Angola, a southern African country with a population of about 19 million, is about twice as big as France. Angola is the second-biggest oil producer in Africa, behind Nigeria.
The country borders Namibia to its south, Zambia to the east, and the Democratic Republic of Congo to the north.
Angola had been ruled by Portugal for about four centuries. After Angola won its independence in 1975, the People’s Movement for the Liberation of Angola (MPLA), a Communist movement backed by the Soviet Union, took control. But a brutal civil war raged in Angola for 27 years between the MPLA, the National Union for the Total Independence of Angola (UNITA), and the National Liberation Front of Angola (FNLA), the latter two backed by the US and China.
Language: Portuguese (official)
Religion: Roman Catholic (55 per cent), animist
Per capita national income: $3,940 (2010)
GDP growth: 3.4 per cent (2011)
Life expectancy: 51.1 years
Sources: World Bank, UN
The lengthy war devastated Angola. It resulted in 500,000 deaths and displaced 4 million Angolans, besides leaving the country full of landmines.
A peace agreement was reached in 1991 between the MPLA, lead by Jose Eduardo dos Santos, and UNITA, headed by Jonas Savimbi. But Savimbi did not accept 1992 election results that showed the MPLA winning, and war erupted again. Savimbi was killed in 2002, after which a second peace was made.
Angola’s first general elections since the end of the civil war were held in 2008 and won overwhelmingly by the MPLA. Most international organisations praised the elections as generally fair, though Human Rights Watch was critical.
Campaigning for this year’s legislative elections began on July 31. Angola will vote on August 31 in polls that are expected to result in another victory for the MPLA. Elections in Angola are not direct: instead, the head of the party receiving the largest share of the vote will become president.
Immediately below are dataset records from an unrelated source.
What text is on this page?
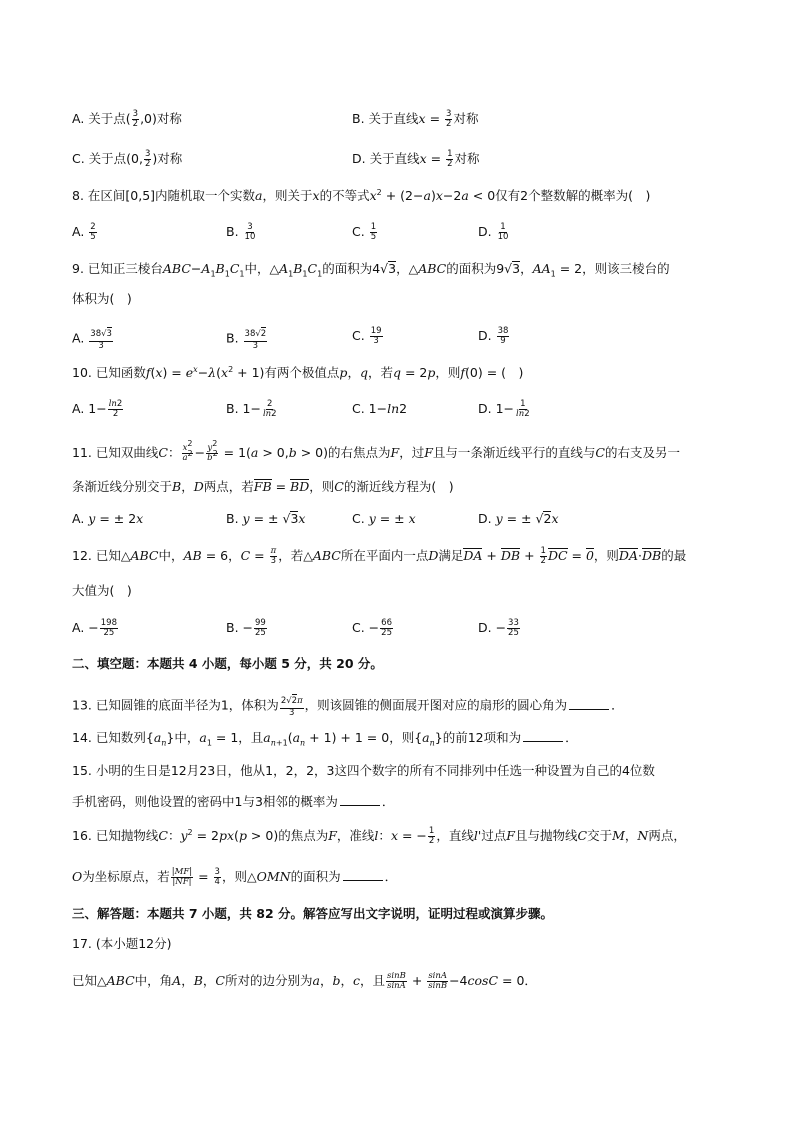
A. 关于点( $\frac{3}{2} ,0$)对称	B. 关于直线$x = \frac{3}{2}$ 对称
C. 关于点(0, $\frac{3}{2}$ )对称	D. 关于直线$x = \frac{1}{2}$ 对称
8. 在区间[0,5]内随机取一个实数a，则关于x的不等式$x^2 + (2-a)x-2a < 0$仅有2个整数解的概率为(　)
A. $\frac{2}{5}$	B. $\frac{3}{10}$	C. $\frac{1}{5}$	D. $\frac{1}{10}$
9. 已知正三棱台$ABC-A_1B_1C_1$中，$\triangle A_1B_1C_1$的面积为4√3，△ABC的面积为9√3，$AA_1 = 2$，则该三棱台的
体积为(　)
A. $\frac{38√3}{3}$	B. $\frac{38√2}{3}$	C. $\frac{19}{3}$	D. $\frac{38}{9}$
10. 已知函数$f(x) = e^x-\lambda(x^2 + 1)$有两个极值点p，q，若q = 2p，则f(0) = (　)
A. $1- \frac{\ln 2}{2}$	B. $1- \frac{2}{\ln 2}$	C. 1−ln2	D. $1- \frac{1}{\ln 2}$
11. 已知双曲线C： $\frac{x^2}{a^2} - \frac{y^2}{b^2} = 1(a > 0,b > 0)$的右焦点为F，过F且与一条渐近线平行的直线与C的右支及另一
条渐近线分别交于B，D两点，若FB = BD，则C的渐近线方程为(　)
A. y = ± 2x	B. y = ± √3x	C. y = ± x	D. y = ± √2x
12. 已知△ABC中，AB = 6，$C = \frac{\pi}{3}$ ，若△ABC所在平面内一点D满足DA + DB + $\frac{1}{2}$ DC = 0，则DA·DB的最
大值为(　)
A. − $\frac{198}{25}$	B. − $\frac{99}{25}$	C. − $\frac{66}{25}$	D. − $\frac{33}{25}$
二、填空题：本题共 4 小题，每小题 5 分，共 20 分。
13. 已知圆锥的底面半径为1，体积为 $\frac{2√2\pi}{3}$ ，则该圆锥的侧面展开图对应的扇形的圆心角为	．
14. 已知数列$\{a_n\}$中，$a_1 = 1$，且$a_{n+1}(a_n + 1) + 1 = 0$，则$\{a_n\}$的前12项和为	．
15. 小明的生日是12月23日，他从1，2，2，3这四个数字的所有不同排列中任选一种设置为自己的4位数
手机密码，则他设置的密码中1与3相邻的概率为	．
16. 已知抛物线C：$y^2 = 2px(p > 0)$的焦点为F，准线l：x = − $\frac{1}{2}$ ，直线l'过点F且与抛物线C交于M，N两点，
O为坐标原点，若 $\frac{|MF|}{|NF|} = \frac{3}{4}$ ，则△OMN的面积为	．
三、解答题：本题共 7 小题，共 82 分。解答应写出文字说明，证明过程或演算步骤。
17. (本小题12分)
已知△ABC中，角A，B，C所对的边分别为a，b，c，且 $\frac{\sin B}{\sin A} + \frac{\sin A}{\sin B} -4\cos C = 0$．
Angolan President Eduardo dos Santos has ruled for 33 years, longer than any other African leader except for Teodoro Obiang of Equatorial Guinea.
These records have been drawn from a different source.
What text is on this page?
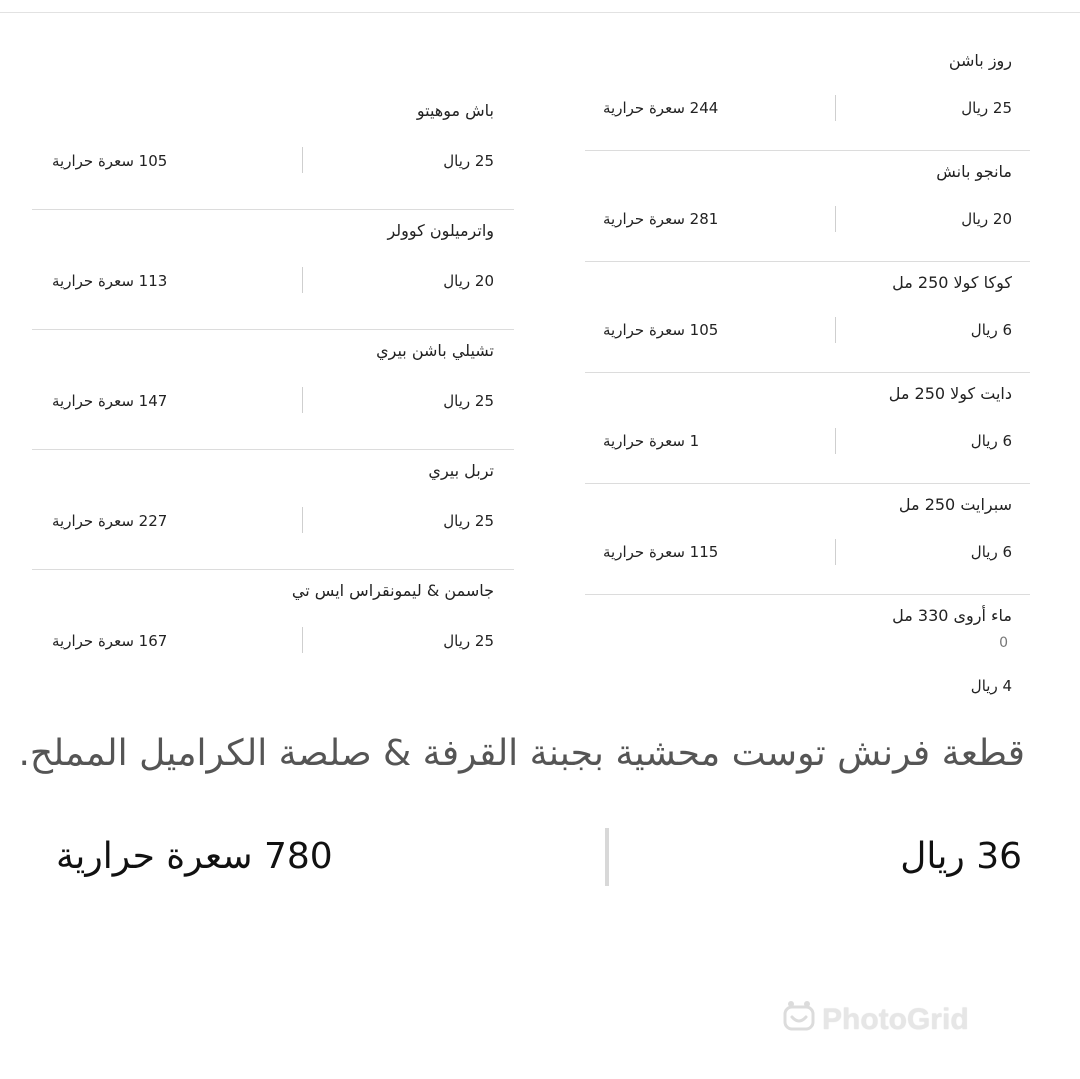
روز باشن
25 ريال
244 سعرة حرارية
مانجو بانش
20 ريال
281 سعرة حرارية
كوكا كولا 250 مل
6 ريال
105 سعرة حرارية
دايت كولا 250 مل
6 ريال
1 سعرة حرارية
سبرايت 250 مل
6 ريال
115 سعرة حرارية
ماء أروى 330 مل
0
4 ريال
باش موهيتو
25 ريال
105 سعرة حرارية
واترميلون كوولر
20 ريال
113 سعرة حرارية
تشيلي باشن بيري
25 ريال
147 سعرة حرارية
تربل بيري
25 ريال
227 سعرة حرارية
جاسمن & ليمونقراس ايس تي
25 ريال
167 سعرة حرارية
قطعة فرنش توست محشية بجبنة القرفة & صلصة الكراميل المملح.
36 ريال
780 سعرة حرارية
PhotoGrid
Angola is one of the world’s fastest-growing economies. A large oil producer and a member of oil cartel OPEC since 2006, most of Angola’s GDP comes from the oil sector. Much of the country’s oil reserves are found in Cabinda, an Angolan enclave wedged between Republic of the Congo and the Democratic Republic of Congo.
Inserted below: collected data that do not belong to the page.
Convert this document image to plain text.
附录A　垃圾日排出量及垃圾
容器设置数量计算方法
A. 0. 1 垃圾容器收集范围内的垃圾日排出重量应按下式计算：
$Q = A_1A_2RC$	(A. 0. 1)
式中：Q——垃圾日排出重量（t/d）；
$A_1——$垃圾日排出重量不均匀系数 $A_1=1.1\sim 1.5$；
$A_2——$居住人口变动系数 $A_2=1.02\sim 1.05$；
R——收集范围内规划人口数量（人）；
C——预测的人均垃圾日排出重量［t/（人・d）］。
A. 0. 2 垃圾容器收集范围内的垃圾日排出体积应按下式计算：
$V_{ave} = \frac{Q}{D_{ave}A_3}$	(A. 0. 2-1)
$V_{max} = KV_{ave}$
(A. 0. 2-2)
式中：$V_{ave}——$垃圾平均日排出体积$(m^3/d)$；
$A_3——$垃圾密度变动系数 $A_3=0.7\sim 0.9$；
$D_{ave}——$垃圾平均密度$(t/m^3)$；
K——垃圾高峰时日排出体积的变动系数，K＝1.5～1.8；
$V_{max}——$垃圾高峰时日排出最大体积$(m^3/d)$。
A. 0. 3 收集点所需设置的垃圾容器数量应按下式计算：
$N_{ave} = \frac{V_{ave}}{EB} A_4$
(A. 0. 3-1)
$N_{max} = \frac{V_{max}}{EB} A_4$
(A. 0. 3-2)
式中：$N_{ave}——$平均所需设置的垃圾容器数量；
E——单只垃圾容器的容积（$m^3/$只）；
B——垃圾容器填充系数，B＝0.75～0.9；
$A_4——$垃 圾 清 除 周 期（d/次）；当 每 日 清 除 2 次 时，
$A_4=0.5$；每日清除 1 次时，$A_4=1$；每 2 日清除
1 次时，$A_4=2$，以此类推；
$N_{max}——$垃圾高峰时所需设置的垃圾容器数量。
Most Angolan oil is exported to either China or the United States. The country is also rich in diamonds, phosphate, and iron.
Despite Angola’s valuable resources, most of its people live in poverty. The civil war greatly damaged the country’s infrastructure, and corruption and mismanagement remain a drag on the economy. Foreign companies are often reluctant to invest.
The oil boom has made Luanda, the capital, one of the most expensive cities in the world for foreigners to live in, with apartments for rent at more than $10,000 a month. Meanwhile, however, most of the city’s five million residents are poor.
During the Cold War, Angola was close to the Soviet Union, Cuba, and Libya. However, since the 1990s, Angola has developed stronger ties with the West.
Angola has intervened in the Democratic Republic of Congo’s civil war on the side of the government, led by Joseph Kabila. However, Angola-Congo relations have often been tense, as Angola has expelled thousands of migrants who came from the DRC, and vice versa.
Angola has a mutual defence pact and friendly relations with Namibia, its southern neighbour.